Быстрое, по тогдашним меркам, возвышение (кандидат, потом член Политбюро, ведущий поочередно с Черненко заседания Секретариата) укрепило убеждение, что вскоре на Старой площади воцарится новый лидер, свежие ветры расчистят затхлую атмосферу, грядут благотворные перемены. У нас в семье это для "конспирации" окрестили по Беккету "ожиданием Годо". Дома интересовались, как там Годо, обсуждали его шансы. Такое же настроение преобладало в цековских коридорах. Помню, после смерти Андропова замы собрались в кабинете Рахманина, ждали его возвращения с заседания Политбюро. Он пришел расстроенный, к общему разочарованию, сообщил, что председателем похоронной комиссии, то есть очередным вождем, утвержден Черненко.
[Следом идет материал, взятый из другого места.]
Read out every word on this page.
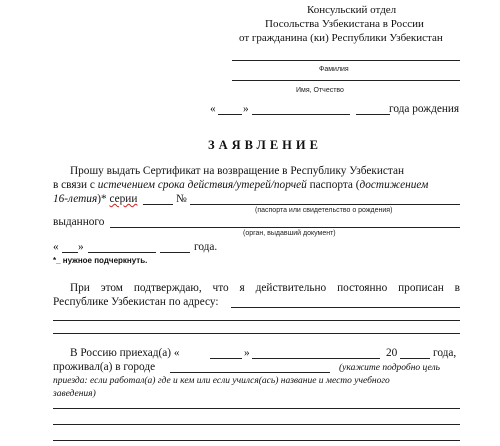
Консульский отдел
Посольства Узбекистана в России
от гражданина (ки) Республики Узбекистан
Фамилия
Имя, Отчество
« »	года рождения
ЗАЯВЛЕНИЕ
Прошу выдать Сертификат на возвращение в Республику Узбекистан
в связи с истечением срока действия/утерей/порчей паспорта (достижением
16-летия)* серии	№
(паспорта или свидетельство о рождения)
выданного
(орган, выдавший документ)
« »	года.
*_ нужное подчеркнуть.
При этом подтверждаю, что я действительно постоянно прописан в
Республике Узбекистан по адресу:
В Россию приехад(а) «	»	20	года,
проживал(а) в городе	(укажите подробно цель
приезда: если работал(а) где и кем или если учился(ась) название и место учебного
заведения)
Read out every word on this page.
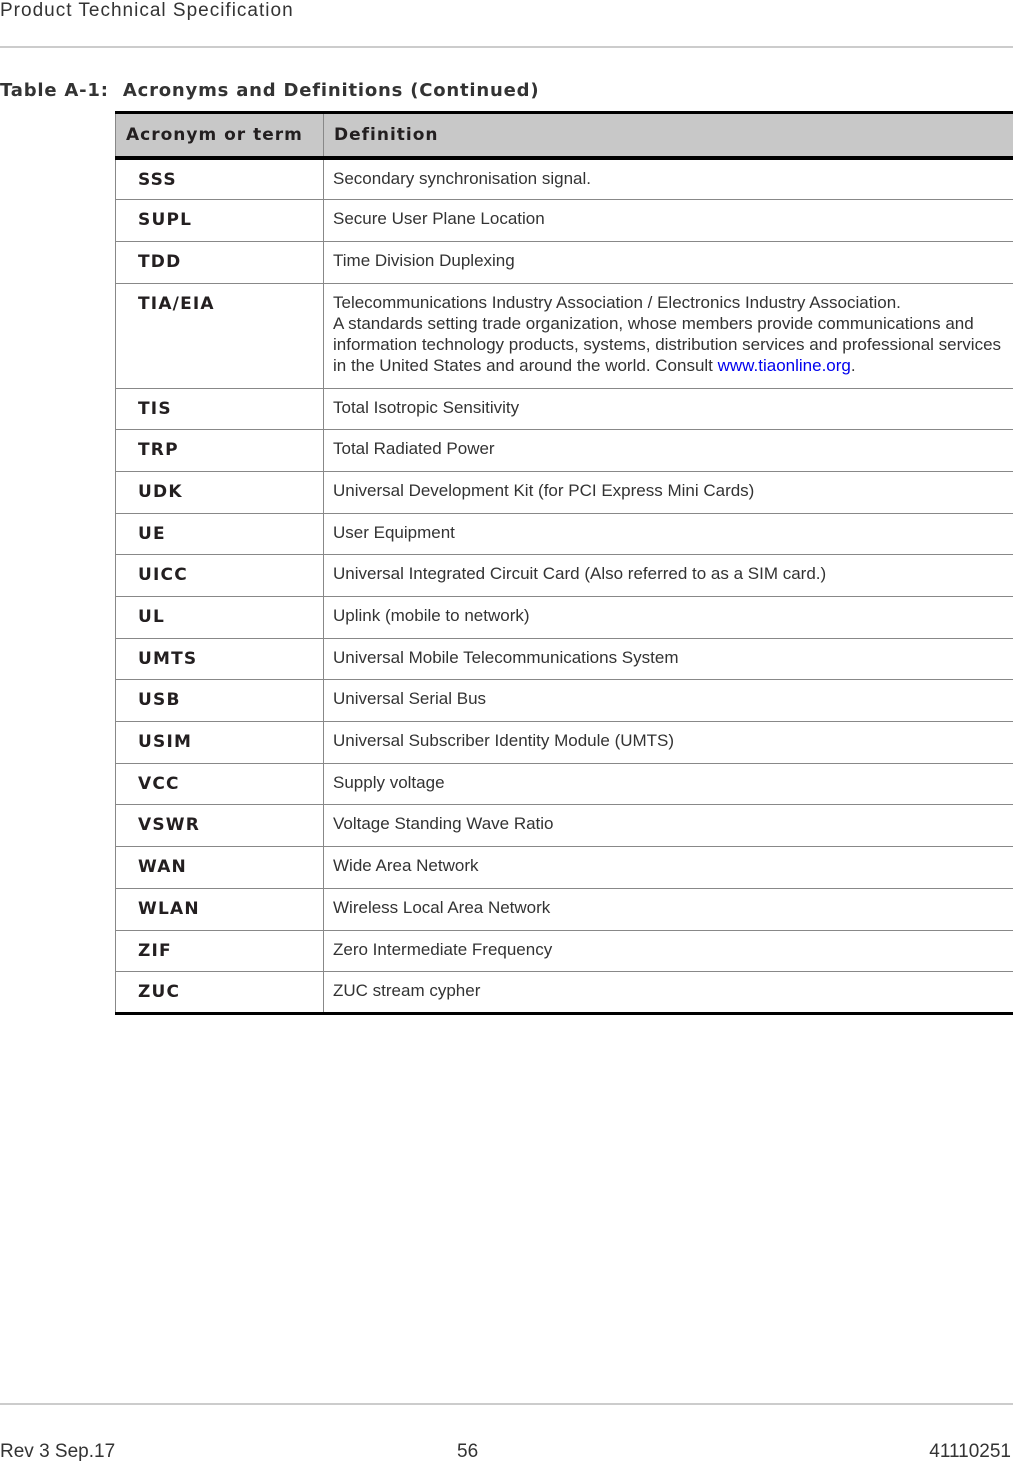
Product Technical Specification
Table A-1:  Acronyms and Definitions (Continued)
Acronym or term	Definition
SSS	Secondary synchronisation signal.
SUPL	Secure User Plane Location
TDD	Time Division Duplexing
TIA/EIA	Telecommunications Industry Association / Electronics Industry Association.
A standards setting trade organization, whose members provide communications and information technology products, systems, distribution services and professional services in the United States and around the world. Consult www.tiaonline.org.
TIS	Total Isotropic Sensitivity
TRP	Total Radiated Power
UDK	Universal Development Kit (for PCI Express Mini Cards)
UE	User Equipment
UICC	Universal Integrated Circuit Card (Also referred to as a SIM card.)
UL	Uplink (mobile to network)
UMTS	Universal Mobile Telecommunications System
USB	Universal Serial Bus
USIM	Universal Subscriber Identity Module (UMTS)
VCC	Supply voltage
VSWR	Voltage Standing Wave Ratio
WAN	Wide Area Network
WLAN	Wireless Local Area Network
ZIF	Zero Intermediate Frequency
ZUC	ZUC stream cypher
Rev 3 Sep.17	56	41110251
Олег не догадывался, какая судьба ждет его при генсеке Горбачеве. Ему, как и всем, надоело видеть на престоле беспомощных старцев, но он имел весьма превратное представление о новом лидере. Полагая, что тот, с его энергией и задором, начнет с "закручивания гаек", Рахманин опубликовал в "Правде" под псевдонимом (Ковалев) пространную статью, смысл которой сводился к необходимости укрепить расшатавшуюся блоковую дисциплину в соцсодружестве и подтвердить право Москвы на "интернациональную солидарность". Она была принята за подтверждение так называемой доктрины Брежнева, вызвала переполох в столицах союзных государств и привела в крайнее раздражение Горбачева. Советским послам было дано указание разъяснять друзьям, что новое руководство не имеет никакого отношения к этой статье, напротив, придерживается мнения, что каждая партия должна самостоятельно определять политический курс и нести ответственность перед своим народом.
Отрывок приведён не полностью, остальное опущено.